The Court explained that United States Supreme Court held that the trial on first-degree murder after the defendant had already pleaded guilty to second-degree murder did not violate double jeopardy principles because the defendant waived his double jeopardy claims when he pleaded guilty and then breached the plea agreement. Although the Ricketts court noted that the plea agreement did not explicitly mention the double jeopardy clause or explicitly declare that the defendant would waive his double jeopardy rights if he violated the agreement, it deemed the plea agreement’s terms – which stated that the original first-degree murder charges would be automatically reinstated and the parties would be returned to the positions they occupied before the agreement should the defendant breach the plea agreement – to be the functional equivalent of an explicit waiver of the defendant’s double jeopardy rights in the event he breached the agreement. The Ricketts court stated that “the Double Jeopardy Clause does not relieve [a defendant] from the consequences of [the] choice” to breach a plea agreement.

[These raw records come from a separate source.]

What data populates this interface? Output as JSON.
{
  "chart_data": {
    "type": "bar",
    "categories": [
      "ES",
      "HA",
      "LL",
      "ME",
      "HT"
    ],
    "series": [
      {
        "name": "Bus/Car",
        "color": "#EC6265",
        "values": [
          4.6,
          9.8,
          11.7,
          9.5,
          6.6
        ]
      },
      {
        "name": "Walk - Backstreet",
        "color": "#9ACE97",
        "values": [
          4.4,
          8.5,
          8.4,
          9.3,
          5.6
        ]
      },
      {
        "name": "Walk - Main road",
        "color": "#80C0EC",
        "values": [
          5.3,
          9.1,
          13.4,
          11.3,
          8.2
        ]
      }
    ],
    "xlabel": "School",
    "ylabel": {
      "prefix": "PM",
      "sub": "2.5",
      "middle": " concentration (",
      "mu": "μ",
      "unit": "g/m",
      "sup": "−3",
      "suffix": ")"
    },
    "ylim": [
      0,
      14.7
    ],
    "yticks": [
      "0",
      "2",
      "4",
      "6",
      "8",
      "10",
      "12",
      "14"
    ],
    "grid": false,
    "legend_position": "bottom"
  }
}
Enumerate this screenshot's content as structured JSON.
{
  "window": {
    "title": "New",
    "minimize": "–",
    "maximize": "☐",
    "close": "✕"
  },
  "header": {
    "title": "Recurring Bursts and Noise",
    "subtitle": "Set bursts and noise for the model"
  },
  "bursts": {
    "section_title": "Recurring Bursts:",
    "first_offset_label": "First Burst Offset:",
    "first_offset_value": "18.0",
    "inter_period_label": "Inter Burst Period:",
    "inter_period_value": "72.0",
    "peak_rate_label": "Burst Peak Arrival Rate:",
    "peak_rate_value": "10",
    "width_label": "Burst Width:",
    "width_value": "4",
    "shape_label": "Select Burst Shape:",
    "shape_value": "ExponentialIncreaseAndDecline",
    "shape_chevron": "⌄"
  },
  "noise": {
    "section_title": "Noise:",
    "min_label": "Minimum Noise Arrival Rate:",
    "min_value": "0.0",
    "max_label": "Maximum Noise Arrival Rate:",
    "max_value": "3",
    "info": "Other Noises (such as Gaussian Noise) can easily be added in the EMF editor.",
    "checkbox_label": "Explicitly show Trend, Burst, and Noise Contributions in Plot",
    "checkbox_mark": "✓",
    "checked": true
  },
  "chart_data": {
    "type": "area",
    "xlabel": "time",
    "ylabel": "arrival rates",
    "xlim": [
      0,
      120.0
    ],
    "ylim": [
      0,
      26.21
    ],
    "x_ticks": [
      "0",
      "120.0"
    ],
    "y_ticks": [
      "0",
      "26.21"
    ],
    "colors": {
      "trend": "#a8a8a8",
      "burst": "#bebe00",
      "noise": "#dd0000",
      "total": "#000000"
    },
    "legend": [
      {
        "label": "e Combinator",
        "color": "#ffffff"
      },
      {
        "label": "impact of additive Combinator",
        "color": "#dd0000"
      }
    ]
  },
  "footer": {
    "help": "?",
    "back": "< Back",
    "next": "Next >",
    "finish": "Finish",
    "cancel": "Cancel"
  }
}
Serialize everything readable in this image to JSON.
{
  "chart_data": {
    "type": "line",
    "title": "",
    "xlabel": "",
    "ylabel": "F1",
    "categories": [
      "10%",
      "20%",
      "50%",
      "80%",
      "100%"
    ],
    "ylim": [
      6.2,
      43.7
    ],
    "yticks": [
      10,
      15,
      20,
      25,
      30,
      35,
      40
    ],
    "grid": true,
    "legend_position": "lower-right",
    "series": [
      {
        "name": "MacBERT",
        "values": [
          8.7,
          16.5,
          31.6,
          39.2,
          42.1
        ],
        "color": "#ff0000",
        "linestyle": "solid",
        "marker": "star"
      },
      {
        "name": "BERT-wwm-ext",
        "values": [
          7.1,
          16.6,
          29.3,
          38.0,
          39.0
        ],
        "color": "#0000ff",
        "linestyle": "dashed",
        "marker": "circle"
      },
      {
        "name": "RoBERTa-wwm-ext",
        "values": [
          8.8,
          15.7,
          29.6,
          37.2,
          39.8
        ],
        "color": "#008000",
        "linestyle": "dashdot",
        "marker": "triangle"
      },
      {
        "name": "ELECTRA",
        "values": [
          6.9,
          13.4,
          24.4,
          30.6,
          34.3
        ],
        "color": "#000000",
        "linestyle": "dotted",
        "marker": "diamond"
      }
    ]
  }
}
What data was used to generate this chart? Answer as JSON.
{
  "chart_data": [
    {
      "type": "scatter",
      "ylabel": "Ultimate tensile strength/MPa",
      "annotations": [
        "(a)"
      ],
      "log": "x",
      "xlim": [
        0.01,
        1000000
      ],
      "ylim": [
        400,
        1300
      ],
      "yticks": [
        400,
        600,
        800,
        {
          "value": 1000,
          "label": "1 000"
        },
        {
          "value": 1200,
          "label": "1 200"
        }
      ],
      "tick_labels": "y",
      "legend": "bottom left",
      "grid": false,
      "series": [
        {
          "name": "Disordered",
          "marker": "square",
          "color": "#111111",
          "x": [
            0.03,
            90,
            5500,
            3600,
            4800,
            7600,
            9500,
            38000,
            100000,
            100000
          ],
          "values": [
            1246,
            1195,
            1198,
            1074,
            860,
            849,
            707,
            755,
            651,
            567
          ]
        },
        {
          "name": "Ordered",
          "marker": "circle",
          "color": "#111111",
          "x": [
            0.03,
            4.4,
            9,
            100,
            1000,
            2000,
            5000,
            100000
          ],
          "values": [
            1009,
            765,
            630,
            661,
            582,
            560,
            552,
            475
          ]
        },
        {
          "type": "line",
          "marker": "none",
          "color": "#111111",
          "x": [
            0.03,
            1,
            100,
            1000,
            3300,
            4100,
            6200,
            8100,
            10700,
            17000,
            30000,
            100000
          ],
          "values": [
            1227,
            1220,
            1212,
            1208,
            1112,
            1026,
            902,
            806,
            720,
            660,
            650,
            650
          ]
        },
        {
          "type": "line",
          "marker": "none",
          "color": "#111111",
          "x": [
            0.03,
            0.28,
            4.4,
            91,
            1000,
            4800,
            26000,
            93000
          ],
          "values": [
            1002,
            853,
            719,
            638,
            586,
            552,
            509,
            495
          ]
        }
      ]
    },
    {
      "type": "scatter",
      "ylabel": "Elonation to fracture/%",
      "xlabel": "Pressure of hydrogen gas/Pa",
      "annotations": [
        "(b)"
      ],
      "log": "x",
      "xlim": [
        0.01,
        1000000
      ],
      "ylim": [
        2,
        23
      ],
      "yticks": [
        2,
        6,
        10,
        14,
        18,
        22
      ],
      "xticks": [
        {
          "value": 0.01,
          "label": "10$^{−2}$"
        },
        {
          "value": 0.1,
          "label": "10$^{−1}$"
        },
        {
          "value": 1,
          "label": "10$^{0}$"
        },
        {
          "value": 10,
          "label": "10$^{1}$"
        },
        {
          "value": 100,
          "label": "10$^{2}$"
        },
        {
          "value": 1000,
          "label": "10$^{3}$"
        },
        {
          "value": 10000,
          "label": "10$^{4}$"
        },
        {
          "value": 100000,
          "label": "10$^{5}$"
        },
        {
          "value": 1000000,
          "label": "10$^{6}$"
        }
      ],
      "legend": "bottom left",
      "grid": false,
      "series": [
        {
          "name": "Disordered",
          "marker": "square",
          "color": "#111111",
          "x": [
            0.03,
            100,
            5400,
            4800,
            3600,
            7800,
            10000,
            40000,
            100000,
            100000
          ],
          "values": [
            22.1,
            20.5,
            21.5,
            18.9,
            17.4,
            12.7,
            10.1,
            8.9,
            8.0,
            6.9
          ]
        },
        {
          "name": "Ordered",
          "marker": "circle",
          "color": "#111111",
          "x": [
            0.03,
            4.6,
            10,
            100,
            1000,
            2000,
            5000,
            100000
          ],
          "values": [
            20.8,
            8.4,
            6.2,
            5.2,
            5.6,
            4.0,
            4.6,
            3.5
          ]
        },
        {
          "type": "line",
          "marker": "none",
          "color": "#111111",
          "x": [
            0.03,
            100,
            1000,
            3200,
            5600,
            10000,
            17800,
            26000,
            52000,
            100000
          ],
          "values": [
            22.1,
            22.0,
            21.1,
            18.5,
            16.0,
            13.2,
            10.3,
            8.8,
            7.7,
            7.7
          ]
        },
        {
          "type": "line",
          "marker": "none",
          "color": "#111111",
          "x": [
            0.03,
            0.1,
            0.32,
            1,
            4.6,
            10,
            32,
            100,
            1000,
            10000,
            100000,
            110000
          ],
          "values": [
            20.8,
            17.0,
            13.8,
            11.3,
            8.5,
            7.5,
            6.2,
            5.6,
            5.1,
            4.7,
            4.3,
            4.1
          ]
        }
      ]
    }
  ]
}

The Court further noted that other courts have similarly held that a defendant waives his double jeopardy rights where he fails to comply with his obligations under a guilty plea agreement, even if the terms of the agreement do not explicitly address double jeopardy. In State v. De Nistor, for example, the Supreme Court of Arizona, without addressing whether the plea bargain notified the defendant of her double jeopardy rights, stated that a defendant “of course waives the jeopardy defense” if the defendant “after acceptance of a guilty plea by the court, moves to withdraw his guilty plea” and the withdrawal is granted. State v. De Nistor, 694 P.2d 237, 242 (Ariz. 1985). Similarly, in Dutton v. State, the Alaska Court of Appeals held that reinstatement of third-degree assault charges after a defendant was convicted of fourth-degree assault charges, as part of a plea deal, did not violate the defendant’s double jeopardy rights where the defendant withdrew from his plea deal. Dutton v. State, 970 P.2d 925, 935 (Alaska Ct. App. 1999). This applied although the plea agreement did not explicitly outline waiver of double jeopardy as part of the remedies upon withdrawal of the plea. The Dutton court stated that “criminal defendants may relinquish their double jeopardy rights by their conduct . . . even though no judicial officer ever explains the double jeopardy consequences of his conduct beforehand.” The Dutton court held that, under these circumstances, the State could seek rescission of the plea agreement and reinstate the original charges.
The Supreme Court of Nevada agreed and held that Sweat waived his right to be free from multiple prosecutions when he voluntarily failed to comply with the terms of his plea agreement with the State. The Court explained that the State agreed to drop the felony battery constituting domestic violence charge and allow Sweat to plead guilty in justice court to the charge of misdemeanor battery constituting domestic violence in exchange for Sweat pleading guilty in the district court to battery resulting in substantial bodily harm. Thus, Sweat only obtained the lesser charge as part of the plea bargain with the State. After he had been sentenced to credit for time served for the misdemeanor conviction, obtaining one of the benefits of his bargain, Sweat voluntarily failed to follow through with the remaining terms of the plea agreement, then looked to the Double Jeopardy Clause to protect him from the consequences of his decision to back out of the deal. The Court further explained that as it stated in Righetti v. Eighth Judicial District Court, “[t]he Double Jeopardy Clause was designed to protect defendants from harassment and oppression, not to shield defendants from their decisions to gamble on novel interpretations of law which ultimately prove unsuccessful.” Righetti v. Eighth Judicial District Court, 133 Nev., Adv. Op. 7, 388 P.3d 643, 649 (2017).